In the winter of 1852/53, he became an assistant doctor in the Bonn surgery clinic of Karl Wilhelm Wutzer. Weber remained there for a full four years. During the last part of his stay, he enjoyed a large degree of independence due to the failing eyesight of Wutzer. By 1853, Weber was a Privatdocent in surgery, and zealously pursuing studies in pathological anatomy. After Wutzer retired in 1855, Wutzer's place was taken by Busch in 1856 and Weber assisted him for a year. The faculty of Bonn recommended that Weber devote himself to a specialization in pathological anatomy which at that point was not represented among their specialties, and in 1857 he was named extraordinary professor in that specialty, becoming an ordinary professor in 1862.

In 1865, Weber became professor of surgery at the University of Heidelberg. There he vigorously involved himself in the construction of a hospital in Heidelberg-Bergheim. He died in Heidelberg at the age of 39 from diphtheria.
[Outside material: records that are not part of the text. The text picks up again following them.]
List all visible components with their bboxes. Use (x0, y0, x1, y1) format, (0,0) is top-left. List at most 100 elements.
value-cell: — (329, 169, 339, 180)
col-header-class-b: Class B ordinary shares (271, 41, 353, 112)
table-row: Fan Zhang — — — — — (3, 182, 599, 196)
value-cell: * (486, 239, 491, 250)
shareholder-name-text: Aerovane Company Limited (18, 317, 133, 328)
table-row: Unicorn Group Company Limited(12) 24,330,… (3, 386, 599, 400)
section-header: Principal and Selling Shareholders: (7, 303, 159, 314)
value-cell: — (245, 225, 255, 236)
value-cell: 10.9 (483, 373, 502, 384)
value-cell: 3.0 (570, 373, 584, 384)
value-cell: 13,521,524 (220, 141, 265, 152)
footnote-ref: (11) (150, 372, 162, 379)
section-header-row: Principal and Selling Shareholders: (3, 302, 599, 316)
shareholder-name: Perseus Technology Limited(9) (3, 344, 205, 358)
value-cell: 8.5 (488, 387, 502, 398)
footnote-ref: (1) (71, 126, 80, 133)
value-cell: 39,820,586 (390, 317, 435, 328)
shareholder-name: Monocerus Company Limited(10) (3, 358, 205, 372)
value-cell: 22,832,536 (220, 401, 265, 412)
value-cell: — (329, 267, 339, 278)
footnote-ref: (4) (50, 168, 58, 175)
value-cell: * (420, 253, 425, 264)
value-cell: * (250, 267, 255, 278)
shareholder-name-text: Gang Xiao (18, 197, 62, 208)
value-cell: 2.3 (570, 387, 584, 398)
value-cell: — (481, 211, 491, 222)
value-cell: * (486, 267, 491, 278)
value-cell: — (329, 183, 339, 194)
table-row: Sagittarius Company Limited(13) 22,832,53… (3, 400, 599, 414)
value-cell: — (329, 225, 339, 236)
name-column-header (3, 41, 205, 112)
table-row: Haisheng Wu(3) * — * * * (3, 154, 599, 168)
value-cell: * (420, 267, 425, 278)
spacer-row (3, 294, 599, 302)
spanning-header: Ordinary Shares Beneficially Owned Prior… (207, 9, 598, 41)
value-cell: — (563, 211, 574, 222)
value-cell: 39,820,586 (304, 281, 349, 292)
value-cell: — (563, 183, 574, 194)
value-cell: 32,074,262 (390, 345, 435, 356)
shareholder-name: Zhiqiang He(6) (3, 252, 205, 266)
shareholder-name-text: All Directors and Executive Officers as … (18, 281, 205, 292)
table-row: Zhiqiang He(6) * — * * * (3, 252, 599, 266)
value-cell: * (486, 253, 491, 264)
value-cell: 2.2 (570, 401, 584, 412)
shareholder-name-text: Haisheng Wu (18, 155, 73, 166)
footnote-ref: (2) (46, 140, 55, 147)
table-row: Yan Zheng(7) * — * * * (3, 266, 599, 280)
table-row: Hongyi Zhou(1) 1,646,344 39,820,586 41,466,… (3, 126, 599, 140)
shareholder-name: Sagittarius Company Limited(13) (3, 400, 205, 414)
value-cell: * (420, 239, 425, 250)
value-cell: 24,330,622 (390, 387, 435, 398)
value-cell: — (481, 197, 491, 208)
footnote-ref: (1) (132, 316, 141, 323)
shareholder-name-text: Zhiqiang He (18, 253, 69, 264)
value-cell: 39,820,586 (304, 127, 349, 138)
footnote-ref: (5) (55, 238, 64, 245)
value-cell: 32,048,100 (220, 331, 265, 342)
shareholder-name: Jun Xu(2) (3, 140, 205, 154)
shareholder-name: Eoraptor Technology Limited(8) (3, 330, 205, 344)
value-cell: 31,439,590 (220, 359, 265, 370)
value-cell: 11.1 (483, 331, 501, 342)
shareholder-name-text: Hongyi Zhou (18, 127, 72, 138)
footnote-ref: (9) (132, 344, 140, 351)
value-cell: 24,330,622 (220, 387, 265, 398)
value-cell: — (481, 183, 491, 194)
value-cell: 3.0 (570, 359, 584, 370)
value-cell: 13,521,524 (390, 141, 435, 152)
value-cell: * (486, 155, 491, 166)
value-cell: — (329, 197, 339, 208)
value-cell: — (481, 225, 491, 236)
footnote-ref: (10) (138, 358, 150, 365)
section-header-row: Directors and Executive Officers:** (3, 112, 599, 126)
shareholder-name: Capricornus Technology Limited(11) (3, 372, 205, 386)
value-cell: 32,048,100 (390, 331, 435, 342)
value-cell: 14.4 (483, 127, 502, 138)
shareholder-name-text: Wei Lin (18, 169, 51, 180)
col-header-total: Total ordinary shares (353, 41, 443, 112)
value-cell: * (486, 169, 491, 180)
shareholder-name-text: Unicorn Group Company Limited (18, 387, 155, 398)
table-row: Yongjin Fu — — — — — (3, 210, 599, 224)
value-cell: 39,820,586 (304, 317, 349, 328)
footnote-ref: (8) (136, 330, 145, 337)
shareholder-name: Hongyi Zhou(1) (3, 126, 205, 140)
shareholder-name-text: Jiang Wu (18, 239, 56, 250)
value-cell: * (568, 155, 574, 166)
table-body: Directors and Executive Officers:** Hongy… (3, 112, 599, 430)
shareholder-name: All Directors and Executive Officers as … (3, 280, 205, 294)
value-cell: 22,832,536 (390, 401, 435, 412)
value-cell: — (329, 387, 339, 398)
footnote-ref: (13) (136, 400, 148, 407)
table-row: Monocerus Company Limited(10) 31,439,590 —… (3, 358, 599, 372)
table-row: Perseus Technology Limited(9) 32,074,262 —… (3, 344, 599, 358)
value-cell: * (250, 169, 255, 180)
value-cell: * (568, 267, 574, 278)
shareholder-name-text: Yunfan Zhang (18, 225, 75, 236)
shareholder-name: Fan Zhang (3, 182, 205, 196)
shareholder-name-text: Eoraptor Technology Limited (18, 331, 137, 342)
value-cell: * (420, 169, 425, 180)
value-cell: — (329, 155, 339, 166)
As a pathological anatomist, Weber specialized in the fields of histology and histogenesis.

== Works ==
Weber was diligent about writing up the results of his studies. He was also a good draftsman and did his own drawings, also taking care of their transfer to the lithographic stone. Many of his medical articles were published in Pitha and Bilroth's Handbuch der allgemeinen und speciellen Chirurgie. He was the author of the following books:
- Die Knochengeschwülste in anatomischer und praktischer Beziehung (1856)
- Chirurgische Erfahrungen und Untersuchungen (1859)
Weber also published in the areas of history and biography. In the Preußischen Jahrbüchern he published the essays: “Johannes Müller,” “Alexander von Humboldt und sein Einfluß auf die Naturwissenschaft” (Alexander von Humboldt and his influence on natural science), an obituary for Karl Wilhelm Wutzer, and also “Ueber die Anfänge der pathologische Anatomie” (On the beginnings of pathological anatomy) and “Die Bedeutung der pathologische Anatomie für die medicinische Wissenschaft und Praxis” (The significance of pathological anatomy for the theory and practice of medicine).